Eventually, I settled into something approaching a rhythm. The blades of the oars started to breach the water at equal depths and returned to prepare for the next stroke in a relatively efficient manner. The handles no longer scraped the skin off of my increasingly sunburnt knees with each pass.
Of course, every time I thought about the fact that I had found a rhythm, I started to think about what I was doing and the oars started flailing again – like the arms of a drowning man.
And then I thought about something else. I’m not sure why this didn’t occur to me until that moment.
I couldn’t see where we were going.
I was moving us forward, but I had my back to our destination and had to rely on my boat mates for direction. And, as they will attest, that has never been one of my strong suits.
Consequently, I couldn’t stop myself from occasionally looking over my shoulder to check our course – inevitably slowing our progress and increasing the volume of the discontented voices of impending mutiny.
And it was with that recollection, months later, that I saw my metaphor.
One man sat in a small rowing boat on a small European lake. Another gripped a lectern while the world watched. Neither was able to see where he was going, they had both minimized the scale and difficulty of the task ahead, exaggerated their abilities, and cast doubt on the expertise of the people who had a clear vision of the most direct path to the destination. It was a calamitous combination.

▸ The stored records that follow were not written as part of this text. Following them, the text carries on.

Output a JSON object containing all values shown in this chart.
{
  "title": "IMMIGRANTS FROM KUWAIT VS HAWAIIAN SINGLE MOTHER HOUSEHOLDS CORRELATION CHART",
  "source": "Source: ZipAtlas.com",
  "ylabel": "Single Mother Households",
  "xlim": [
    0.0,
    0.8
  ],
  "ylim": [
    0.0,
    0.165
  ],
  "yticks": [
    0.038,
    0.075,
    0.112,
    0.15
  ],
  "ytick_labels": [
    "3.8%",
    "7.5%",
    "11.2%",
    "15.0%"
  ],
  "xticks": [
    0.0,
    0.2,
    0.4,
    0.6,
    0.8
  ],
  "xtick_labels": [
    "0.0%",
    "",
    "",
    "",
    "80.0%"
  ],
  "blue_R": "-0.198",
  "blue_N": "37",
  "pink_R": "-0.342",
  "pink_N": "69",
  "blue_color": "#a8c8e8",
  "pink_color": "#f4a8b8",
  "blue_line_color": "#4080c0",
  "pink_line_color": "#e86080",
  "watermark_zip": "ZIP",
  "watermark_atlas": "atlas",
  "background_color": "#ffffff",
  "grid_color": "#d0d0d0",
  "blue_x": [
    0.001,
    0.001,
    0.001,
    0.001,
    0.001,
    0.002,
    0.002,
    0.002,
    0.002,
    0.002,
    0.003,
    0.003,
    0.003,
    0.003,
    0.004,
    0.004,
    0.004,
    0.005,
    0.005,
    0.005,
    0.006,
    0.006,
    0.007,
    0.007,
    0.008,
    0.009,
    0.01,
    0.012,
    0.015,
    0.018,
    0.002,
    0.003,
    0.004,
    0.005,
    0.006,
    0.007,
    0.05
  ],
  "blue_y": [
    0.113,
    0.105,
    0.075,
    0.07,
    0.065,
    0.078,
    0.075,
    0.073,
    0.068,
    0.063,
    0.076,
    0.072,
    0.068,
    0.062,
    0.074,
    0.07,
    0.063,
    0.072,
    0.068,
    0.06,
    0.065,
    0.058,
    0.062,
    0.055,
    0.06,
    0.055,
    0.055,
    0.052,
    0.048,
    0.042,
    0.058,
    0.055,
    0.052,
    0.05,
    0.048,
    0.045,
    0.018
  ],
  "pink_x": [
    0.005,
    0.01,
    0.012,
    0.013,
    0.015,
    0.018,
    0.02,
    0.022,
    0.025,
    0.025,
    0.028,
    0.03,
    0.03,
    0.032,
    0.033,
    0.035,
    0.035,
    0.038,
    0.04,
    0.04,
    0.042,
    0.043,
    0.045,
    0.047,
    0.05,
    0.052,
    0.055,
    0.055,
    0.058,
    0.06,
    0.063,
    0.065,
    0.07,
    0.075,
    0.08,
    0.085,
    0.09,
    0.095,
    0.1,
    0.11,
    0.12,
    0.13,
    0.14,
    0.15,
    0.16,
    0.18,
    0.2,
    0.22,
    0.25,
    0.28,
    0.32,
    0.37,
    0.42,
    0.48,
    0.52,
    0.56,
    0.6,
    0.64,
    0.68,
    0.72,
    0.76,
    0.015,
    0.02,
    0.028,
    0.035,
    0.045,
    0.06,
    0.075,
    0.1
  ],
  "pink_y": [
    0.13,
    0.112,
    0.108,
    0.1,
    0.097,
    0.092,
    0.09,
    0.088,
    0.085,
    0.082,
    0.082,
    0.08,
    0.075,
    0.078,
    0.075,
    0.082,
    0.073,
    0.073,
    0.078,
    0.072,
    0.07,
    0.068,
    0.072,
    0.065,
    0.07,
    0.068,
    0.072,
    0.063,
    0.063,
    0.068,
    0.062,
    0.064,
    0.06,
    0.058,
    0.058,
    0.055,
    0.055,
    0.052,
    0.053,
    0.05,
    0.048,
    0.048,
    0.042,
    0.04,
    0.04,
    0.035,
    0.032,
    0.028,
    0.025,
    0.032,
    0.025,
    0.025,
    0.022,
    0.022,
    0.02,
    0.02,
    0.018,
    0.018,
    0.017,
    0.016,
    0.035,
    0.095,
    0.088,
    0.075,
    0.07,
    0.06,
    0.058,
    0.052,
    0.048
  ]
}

Compounding the problem, each would occasionally look over his shoulder, neglecting his role, unable to resist the impulse to try to influence events. Distracted, the power they had been wielding to propel their vessels forward now only skimmed the surface, slowing their progress, causing them to veer off course – and extending the time it would take to return safely to shore; to the solid and familiar ground of normal life.
It was only when the man in the rowing boat confronted the reality of the situation, when he acknowledged the limits of his capabilities and focused on his role, when he trusted the boat mates who could see the best way forward, that the boat began, finally, to cut smoothly through the water.
That same man sits at home now, part of a watching world, a new European adventure currently out of reach, hoping that the man gripping the lectern quickly arrives at the same conclusion.